Da poche ore Massimiliano Latorre e Salvatore Girone, i due sottoufficiali della Marina italiana ‘carcerati’ in India con l’accusa di omicidio, sono liberi.

Un’agognata libertà giunta dopo che il 19 febbraio scorso si erano consegnati alle autorità dello stato federale indiano del Kerala che li accusa di essere i responsabili della morte di due pescatori indiani avvenuta in mare il 15 febbraio scorso.

Una libertà salutata festosamente anche se i due marò devono sottostare a delle condizioni poste dal magistrato indiano per poter ottenere il beneficio della libertà su cauzione.

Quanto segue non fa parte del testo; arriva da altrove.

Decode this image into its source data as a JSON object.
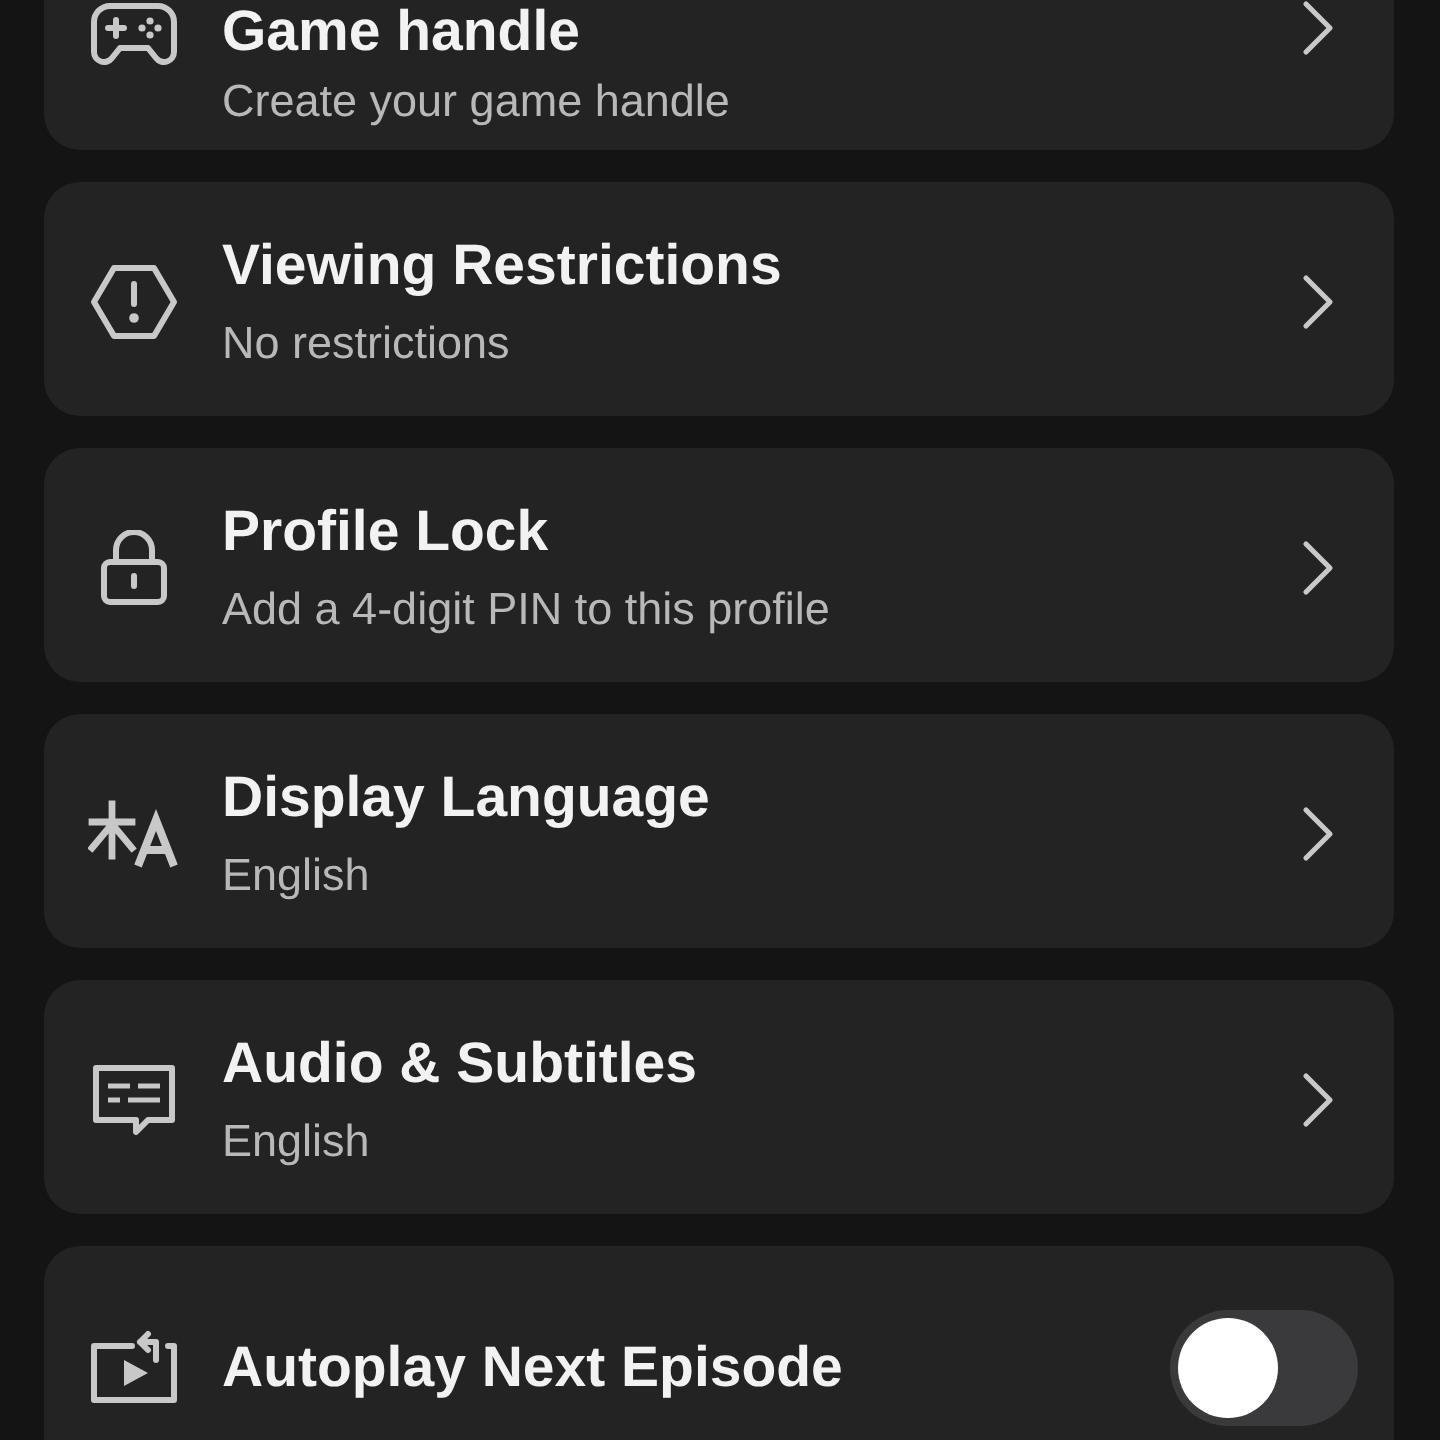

Tra queste condizioni, i due non possono allontanarsi oltre i 10 km dalla zona di competenza del Commissariato di Kochi dove si devono recare ogni giorno per la firma.

Per cui Latorre e Girone, una volta lasciata la ‘Borstal School’ in cui erano entrati lo scorso 25 maggio dopo aver trascorso dal 5 marzo scorso una lunga detenzione nel carcere di Trivandrum, hanno trascorso la loro prima notte in India da uomini liberi in un Hotel. Si tratta del Trident di Kochi dove alloggeranno in attesa dell’inizio del processo, fissato per il 18 giugno, in cui sono imputati per la morte dei due pescatori indiani.

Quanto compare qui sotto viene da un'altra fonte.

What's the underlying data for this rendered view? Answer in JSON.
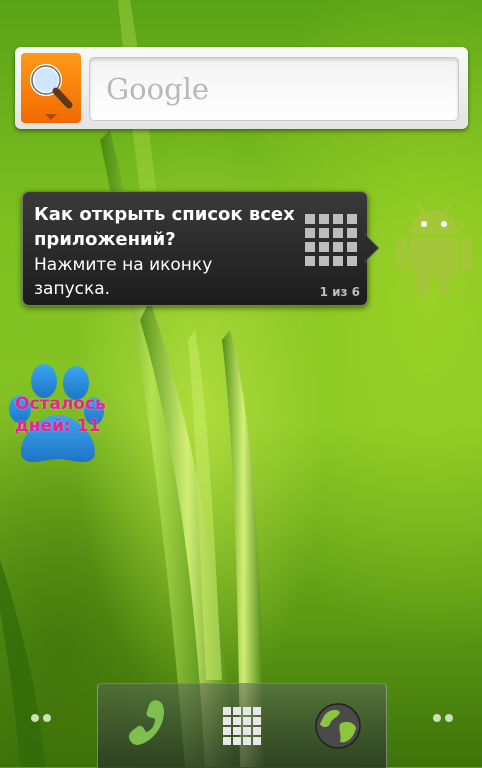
{
  "search": {
    "placeholder": "Google"
  },
  "tooltip": {
    "title": "Как открыть список всех приложений?",
    "body": "Нажмите на иконку запуска.",
    "counter": "1 из 6"
  },
  "widget": {
    "days_left": "Осталось дней: 11"
  },
  "dock": {
    "items": [
      "phone-icon",
      "app-launcher-icon",
      "browser-icon"
    ]
  },
  "colors": {
    "search_button": "#f26a00",
    "days_text": "#e62593",
    "android_green": "#a4c639",
    "paw_blue": "#2a8fe0"
  }
}
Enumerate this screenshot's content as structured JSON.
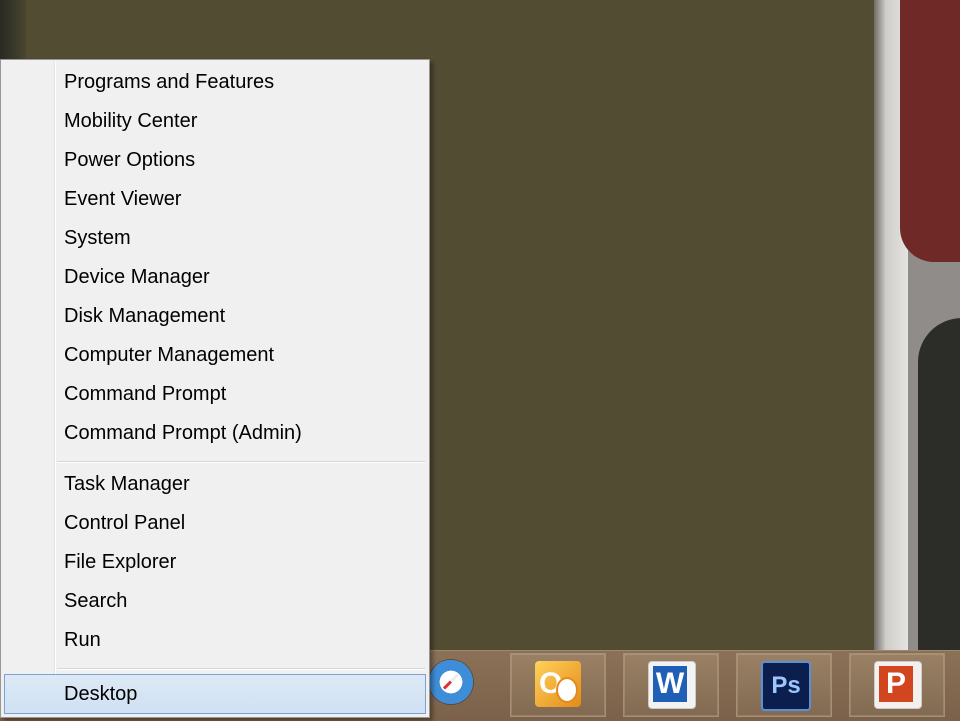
{
  "menu": {
    "group1": [
      {
        "label": "Programs and Features"
      },
      {
        "label": "Mobility Center"
      },
      {
        "label": "Power Options"
      },
      {
        "label": "Event Viewer"
      },
      {
        "label": "System"
      },
      {
        "label": "Device Manager"
      },
      {
        "label": "Disk Management"
      },
      {
        "label": "Computer Management"
      },
      {
        "label": "Command Prompt"
      },
      {
        "label": "Command Prompt (Admin)"
      }
    ],
    "group2": [
      {
        "label": "Task Manager"
      },
      {
        "label": "Control Panel"
      },
      {
        "label": "File Explorer"
      },
      {
        "label": "Search"
      },
      {
        "label": "Run"
      }
    ],
    "group3": [
      {
        "label": "Desktop",
        "highlighted": true
      }
    ]
  },
  "taskbar": {
    "apps": [
      {
        "icon": "safari-icon"
      },
      {
        "icon": "outlook-icon",
        "glyph": "O"
      },
      {
        "icon": "word-icon",
        "glyph": "W"
      },
      {
        "icon": "photoshop-icon",
        "glyph": "Ps"
      },
      {
        "icon": "powerpoint-icon",
        "glyph": "P"
      }
    ]
  }
}
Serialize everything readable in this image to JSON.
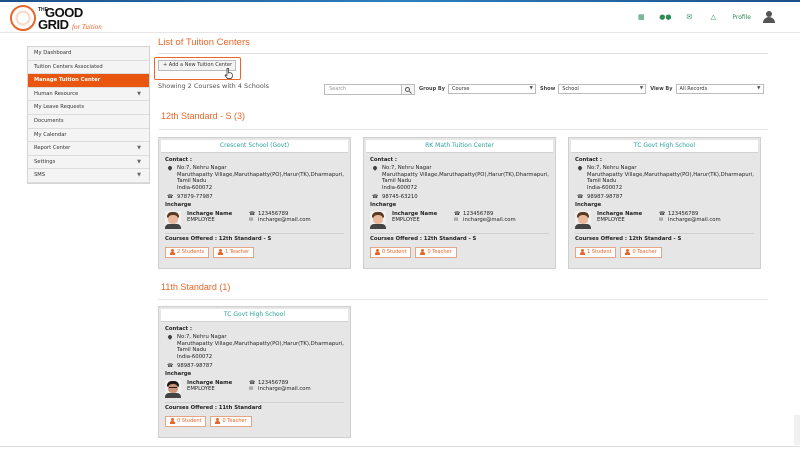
{
  "brand": {
    "the": "THE",
    "good": "GOOD",
    "grid": "GRID",
    "tagline": "for Tuition"
  },
  "header": {
    "profile_label": "Profile",
    "icons": [
      "grid-icon",
      "users-icon",
      "mail-icon",
      "bell-icon",
      "user-avatar-icon"
    ]
  },
  "sidebar": {
    "items": [
      {
        "label": "My Dashboard",
        "active": false,
        "caret": false
      },
      {
        "label": "Tuition Centers Associated",
        "active": false,
        "caret": false
      },
      {
        "label": "Manage Tuition Center",
        "active": true,
        "caret": false
      },
      {
        "label": "Human Resource",
        "active": false,
        "caret": true
      },
      {
        "label": "My Leave Requests",
        "active": false,
        "caret": false
      },
      {
        "label": "Documents",
        "active": false,
        "caret": false
      },
      {
        "label": "My Calendar",
        "active": false,
        "caret": false
      },
      {
        "label": "Report Center",
        "active": false,
        "caret": true
      },
      {
        "label": "Settings",
        "active": false,
        "caret": true
      },
      {
        "label": "SMS",
        "active": false,
        "caret": true
      }
    ]
  },
  "main": {
    "title": "List of Tuition Centers",
    "add_button": "+ Add a New Tuition Center",
    "showing": "Showing 2 Courses with 4 Schools",
    "search_placeholder": "Search",
    "group_by_label": "Group By",
    "group_by_value": "Course",
    "show_label": "Show",
    "show_value": "School",
    "view_by_label": "View By",
    "view_by_value": "All Records"
  },
  "labels": {
    "contact": "Contact :",
    "incharge": "Incharge",
    "incharge_name": "Incharge Name",
    "courses_offered": "Courses Offered :"
  },
  "sections": [
    {
      "title": "12th Standard - S (3)",
      "cards": [
        {
          "name": "Crescent School (Govt)",
          "address_lines": [
            "No:7, Nehru Nagar",
            "Maruthapatty Village,Maruthapatty(PO),Harur(TK),Dharmapuri,",
            "Tamil Nadu",
            "India-600072"
          ],
          "phone": "97879-77987",
          "incharge_role": "EMPLOYEE",
          "incharge_phone": "123456789",
          "incharge_email": "incharge@mail.com",
          "courses": "12th Standard - S",
          "students": "2 Students",
          "teachers": "1 Teacher",
          "face": "light"
        },
        {
          "name": "RK Math Tuition Center",
          "address_lines": [
            "No:7, Nehru Nagar",
            "Maruthapatty Village,Maruthapatty(PO),Harur(TK),Dharmapuri,",
            "Tamil Nadu",
            "India-600072"
          ],
          "phone": "98745-63210",
          "incharge_role": "EMPLOYEE",
          "incharge_phone": "123456789",
          "incharge_email": "incharge@mail.com",
          "courses": "12th Standard - S",
          "students": "0 Student",
          "teachers": "0 Teacher",
          "face": "light"
        },
        {
          "name": "TC Govt High School",
          "address_lines": [
            "No:7, Nehru Nagar",
            "Maruthapatty Village,Maruthapatty(PO),Harur(TK),Dharmapuri,",
            "Tamil Nadu",
            "India-600072"
          ],
          "phone": "98987-98787",
          "incharge_role": "EMPLOYEE",
          "incharge_phone": "123456789",
          "incharge_email": "incharge@mail.com",
          "courses": "12th Standard - S",
          "students": "1 Student",
          "teachers": "0 Teacher",
          "face": "light"
        }
      ]
    },
    {
      "title": "11th Standard (1)",
      "cards": [
        {
          "name": "TC Govt High School",
          "address_lines": [
            "No:7, Nehru Nagar",
            "Maruthapatty Village,Maruthapatty(PO),Harur(TK),Dharmapuri,",
            "Tamil Nadu",
            "India-600072"
          ],
          "phone": "98987-98787",
          "incharge_role": "EMPLOYEE",
          "incharge_phone": "123456789",
          "incharge_email": "incharge@mail.com",
          "courses": "11th Standard",
          "students": "0 Student",
          "teachers": "0 Teacher",
          "face": "dark"
        }
      ]
    }
  ]
}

Da kochi è iniziata la loro ‘avventura’ e forse a Kochi terminerà. Quello che tutti si augurano è però, nel migliore dei modi.

Quel lontano 19 febbraio, dopo che vennero arrestati, i due militari italiani vennero ‘ospitati’ nella guest-house di Kochi prima di essere
trasferiti in quella di Kollam e poi in carcere.

Superato questo importante passaggio, ossia ‘tirare’ fuori dal carcere i due marò, ora il lavoro della diplomazia italiana e del team di avvocati che sono all’opera in India, verte a riportare a casa i due specialisti della marina che loro malgrado si sono ritrovati coinvolti in una vicenda di cui si dicono estranei.

Le autorità indiane locali del Kerala sono convinte della loro colpevolezza e li vogliono portare a giudizio ed se riconosciuti colpevoli, condannarli.

L’Italia  non riconosce all’India il diritto a giudicare i suoi due militari di Marina in quanto sostiene che la giurisdizione a giudicarli le spetti perché l’episodio si è verificato in acque internazionali e la nave su cui i due marò erano imbarcati batteva bandiera italiana.

L’India ribatte che si è trattato di omicidio  e non riconosce ai due militari italiani lo status di funzionari dello stato oltre a sostenere che il fatto è avvenuto in acque indiane.

Incongruenze e discordanze nelle due versioni che hanno dato vita ad una lunga battaglia legale tra i due Paesi che a volte ha anche assunto toni aspri.

Dalla parte italiana si lavora soprattutto a stabilire come realmente si sono svolti i fatti e a chiarire le circostanze dell’incidente accaduto in mare quel ‘maledetto’ 15 febbraio.

Quel giorno i due marò, insieme ad altri quattro commilitoni, erano imbarcati a bordo di una nave italiana, la Enrica Lexie della società di navigazione Flli D’Amato di Napoli.

I militari italiani componevano un team di sicurezza denominato Nucleo Militare di Protezione, NMP, istituito dall’Italia con la Legge 130 del 2011 per difendere le navi di bandiera dai pirati.

La nave dei Flli D’Amato, pur trovandosi in acque internazionali, su richiesta delle autorità indiane contravvenendo ad ogni parere contrario da parte delle autorità italiane cambiò rotta e torno a Kochi ‘gettando’ letteralmente i militari italiani nelle braccia degli indiani. La stessa nave è rimasta, insieme al suo equipaggio e agli altri 4 marò del NMP, fino allo scorso 5 maggio ‘trattenuta’ in India.

I due marò sostengono che il peschereccio, su cui i due marinai indiani erano imbarcati, inizialmente non reagì in maniera appropriata agli avvertimenti ad non avvicinarsi alla nave, ossia cambiando rotta, e che pur essendovi uomini armati a bordo nessun colpo di avvertimento
sparato venne indirizzato direttamente contro l’imbarcazione che alla fine poi, cambiò rotta.

Secondo gli indiani invece, i marò uccisero i due pescatori volontariamente forse perché li scambiarono per pirati.